Tracking eIF4E targeting, ENT1, ADK, Gli1, UGT1A as well as ribavirin and cytarabine uptake likely predict response and relapse, respectively. We will test the efficacy of overcoming Gli1 inducible drug glucuronidation in an AML trial combining a Gli1 inhibitor with ribavirin (clinicaltrials.gov identifier:02073838). The development of additional drug combinations is also important.
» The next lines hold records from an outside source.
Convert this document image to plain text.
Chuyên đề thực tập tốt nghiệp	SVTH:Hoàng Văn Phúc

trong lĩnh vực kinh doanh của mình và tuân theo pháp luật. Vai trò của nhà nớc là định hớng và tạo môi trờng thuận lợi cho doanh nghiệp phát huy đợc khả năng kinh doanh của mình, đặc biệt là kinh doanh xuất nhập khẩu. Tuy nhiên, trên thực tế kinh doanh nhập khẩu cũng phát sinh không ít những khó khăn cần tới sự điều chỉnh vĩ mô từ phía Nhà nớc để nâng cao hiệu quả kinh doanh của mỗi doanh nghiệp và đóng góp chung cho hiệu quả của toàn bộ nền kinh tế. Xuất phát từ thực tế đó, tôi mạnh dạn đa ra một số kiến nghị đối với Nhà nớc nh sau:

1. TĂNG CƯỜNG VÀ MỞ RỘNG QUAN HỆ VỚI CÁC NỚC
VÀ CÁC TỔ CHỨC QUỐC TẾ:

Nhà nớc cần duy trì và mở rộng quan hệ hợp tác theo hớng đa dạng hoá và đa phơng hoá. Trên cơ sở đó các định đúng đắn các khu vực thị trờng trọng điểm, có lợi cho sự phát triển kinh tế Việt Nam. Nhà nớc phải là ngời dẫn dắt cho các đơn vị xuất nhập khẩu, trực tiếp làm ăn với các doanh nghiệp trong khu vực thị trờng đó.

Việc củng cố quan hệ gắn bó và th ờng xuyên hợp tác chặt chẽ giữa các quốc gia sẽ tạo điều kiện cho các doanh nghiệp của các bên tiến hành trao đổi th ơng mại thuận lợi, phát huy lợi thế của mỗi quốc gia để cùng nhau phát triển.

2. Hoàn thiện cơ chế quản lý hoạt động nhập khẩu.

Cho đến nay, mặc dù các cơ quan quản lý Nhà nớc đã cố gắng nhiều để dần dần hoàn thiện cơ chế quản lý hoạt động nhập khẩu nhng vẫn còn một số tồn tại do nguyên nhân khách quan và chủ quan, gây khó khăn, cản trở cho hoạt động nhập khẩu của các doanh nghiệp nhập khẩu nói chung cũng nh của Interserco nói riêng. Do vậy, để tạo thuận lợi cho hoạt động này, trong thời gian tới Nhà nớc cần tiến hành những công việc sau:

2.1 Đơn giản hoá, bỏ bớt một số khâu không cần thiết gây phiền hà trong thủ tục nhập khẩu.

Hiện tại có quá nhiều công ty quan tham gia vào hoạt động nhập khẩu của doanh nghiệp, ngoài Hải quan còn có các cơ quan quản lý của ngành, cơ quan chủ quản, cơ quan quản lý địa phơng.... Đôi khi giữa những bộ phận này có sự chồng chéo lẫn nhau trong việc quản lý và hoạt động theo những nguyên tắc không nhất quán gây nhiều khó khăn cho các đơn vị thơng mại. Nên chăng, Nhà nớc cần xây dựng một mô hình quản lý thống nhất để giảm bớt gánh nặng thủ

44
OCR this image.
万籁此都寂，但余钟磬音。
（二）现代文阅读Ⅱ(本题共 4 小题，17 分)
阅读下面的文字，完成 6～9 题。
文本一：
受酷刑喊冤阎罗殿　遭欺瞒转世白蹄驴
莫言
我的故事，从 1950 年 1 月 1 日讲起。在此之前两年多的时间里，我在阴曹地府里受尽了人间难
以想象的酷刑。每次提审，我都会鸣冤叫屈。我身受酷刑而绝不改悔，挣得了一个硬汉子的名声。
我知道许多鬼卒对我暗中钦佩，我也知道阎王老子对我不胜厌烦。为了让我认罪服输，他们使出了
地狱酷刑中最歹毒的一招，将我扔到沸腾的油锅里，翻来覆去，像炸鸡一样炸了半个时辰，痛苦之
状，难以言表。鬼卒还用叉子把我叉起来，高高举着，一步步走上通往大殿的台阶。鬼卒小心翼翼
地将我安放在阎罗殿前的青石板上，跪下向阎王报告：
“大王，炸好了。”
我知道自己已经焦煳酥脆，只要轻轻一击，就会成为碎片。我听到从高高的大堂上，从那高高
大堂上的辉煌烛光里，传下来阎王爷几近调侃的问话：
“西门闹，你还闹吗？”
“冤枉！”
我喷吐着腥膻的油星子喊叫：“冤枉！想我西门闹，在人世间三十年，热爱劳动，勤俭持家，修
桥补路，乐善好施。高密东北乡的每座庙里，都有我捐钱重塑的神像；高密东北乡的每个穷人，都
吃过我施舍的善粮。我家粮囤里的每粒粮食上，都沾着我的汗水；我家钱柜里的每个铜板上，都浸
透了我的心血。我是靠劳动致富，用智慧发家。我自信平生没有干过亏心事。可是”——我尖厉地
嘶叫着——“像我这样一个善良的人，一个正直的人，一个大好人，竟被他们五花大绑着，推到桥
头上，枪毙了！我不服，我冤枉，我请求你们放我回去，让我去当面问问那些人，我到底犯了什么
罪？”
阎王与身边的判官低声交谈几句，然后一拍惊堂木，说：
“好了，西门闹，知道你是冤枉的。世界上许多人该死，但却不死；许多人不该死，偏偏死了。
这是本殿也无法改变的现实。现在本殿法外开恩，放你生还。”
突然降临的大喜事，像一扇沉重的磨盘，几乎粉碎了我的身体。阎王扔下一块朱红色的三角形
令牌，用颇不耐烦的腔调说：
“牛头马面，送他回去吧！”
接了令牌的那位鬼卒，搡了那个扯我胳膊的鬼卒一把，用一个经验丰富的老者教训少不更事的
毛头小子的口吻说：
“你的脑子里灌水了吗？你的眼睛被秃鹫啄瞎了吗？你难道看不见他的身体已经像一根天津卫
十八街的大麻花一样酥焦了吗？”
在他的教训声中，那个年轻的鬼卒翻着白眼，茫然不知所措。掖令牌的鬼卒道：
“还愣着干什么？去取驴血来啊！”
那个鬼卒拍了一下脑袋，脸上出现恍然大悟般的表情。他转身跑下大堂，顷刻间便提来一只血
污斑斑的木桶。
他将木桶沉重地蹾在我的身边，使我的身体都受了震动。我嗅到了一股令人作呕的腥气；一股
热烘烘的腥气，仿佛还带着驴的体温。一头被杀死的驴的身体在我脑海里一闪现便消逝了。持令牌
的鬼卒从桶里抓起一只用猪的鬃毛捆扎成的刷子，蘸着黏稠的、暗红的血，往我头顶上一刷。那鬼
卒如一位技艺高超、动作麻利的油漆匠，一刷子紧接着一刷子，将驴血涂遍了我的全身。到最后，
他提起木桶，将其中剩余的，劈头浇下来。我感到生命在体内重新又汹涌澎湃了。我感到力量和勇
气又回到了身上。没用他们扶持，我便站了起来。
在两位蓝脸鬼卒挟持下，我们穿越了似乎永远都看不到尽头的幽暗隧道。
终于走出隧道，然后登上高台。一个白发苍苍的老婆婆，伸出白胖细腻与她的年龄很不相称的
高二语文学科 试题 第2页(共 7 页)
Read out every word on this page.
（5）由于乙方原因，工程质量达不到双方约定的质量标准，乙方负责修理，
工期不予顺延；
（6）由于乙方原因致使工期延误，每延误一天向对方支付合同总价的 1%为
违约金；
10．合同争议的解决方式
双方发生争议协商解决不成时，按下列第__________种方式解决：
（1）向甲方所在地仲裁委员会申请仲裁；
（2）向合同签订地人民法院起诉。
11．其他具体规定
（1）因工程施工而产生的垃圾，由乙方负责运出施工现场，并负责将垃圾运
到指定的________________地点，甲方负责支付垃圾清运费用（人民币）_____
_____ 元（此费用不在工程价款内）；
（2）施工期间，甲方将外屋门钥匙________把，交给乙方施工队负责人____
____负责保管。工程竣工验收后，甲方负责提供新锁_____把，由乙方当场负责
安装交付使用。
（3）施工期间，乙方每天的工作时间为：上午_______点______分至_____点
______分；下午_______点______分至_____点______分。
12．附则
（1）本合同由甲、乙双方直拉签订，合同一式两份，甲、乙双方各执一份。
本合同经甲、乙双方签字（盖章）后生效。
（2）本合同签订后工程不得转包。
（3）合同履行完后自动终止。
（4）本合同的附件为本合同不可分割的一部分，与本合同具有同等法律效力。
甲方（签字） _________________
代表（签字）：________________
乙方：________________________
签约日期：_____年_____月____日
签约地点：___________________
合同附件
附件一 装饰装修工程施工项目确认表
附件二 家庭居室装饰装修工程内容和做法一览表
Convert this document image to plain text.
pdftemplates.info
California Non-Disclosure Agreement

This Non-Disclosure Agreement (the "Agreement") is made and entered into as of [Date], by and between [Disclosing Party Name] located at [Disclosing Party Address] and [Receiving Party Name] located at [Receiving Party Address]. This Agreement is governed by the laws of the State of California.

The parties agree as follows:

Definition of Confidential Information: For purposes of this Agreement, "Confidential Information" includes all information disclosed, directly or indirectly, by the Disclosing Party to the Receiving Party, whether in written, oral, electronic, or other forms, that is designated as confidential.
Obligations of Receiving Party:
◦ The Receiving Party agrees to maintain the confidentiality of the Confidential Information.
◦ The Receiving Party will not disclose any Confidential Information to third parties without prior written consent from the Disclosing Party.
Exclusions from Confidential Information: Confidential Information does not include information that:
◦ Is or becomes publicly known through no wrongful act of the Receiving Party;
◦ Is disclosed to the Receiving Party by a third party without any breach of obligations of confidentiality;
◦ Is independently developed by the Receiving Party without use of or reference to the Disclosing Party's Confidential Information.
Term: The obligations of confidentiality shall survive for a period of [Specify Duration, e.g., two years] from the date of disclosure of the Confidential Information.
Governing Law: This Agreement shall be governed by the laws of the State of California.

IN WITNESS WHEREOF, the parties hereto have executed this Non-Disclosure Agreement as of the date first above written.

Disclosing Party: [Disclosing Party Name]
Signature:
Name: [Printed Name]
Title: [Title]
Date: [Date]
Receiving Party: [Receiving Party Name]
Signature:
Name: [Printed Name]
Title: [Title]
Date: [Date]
Our previous ex vivo AML studies suggest that combinations of eIF4E with azacytidine could be useful.8 Furthermore, augmenting the inhibitory effects of ribavirin on eIF4E using Mnk kinase inhibitors or rapalogs could be effective. In summary, our second clinical trial targeting eIF4E with ribavirin led to clinical responses and highlighted the importance of monitoring resistance markers in AML.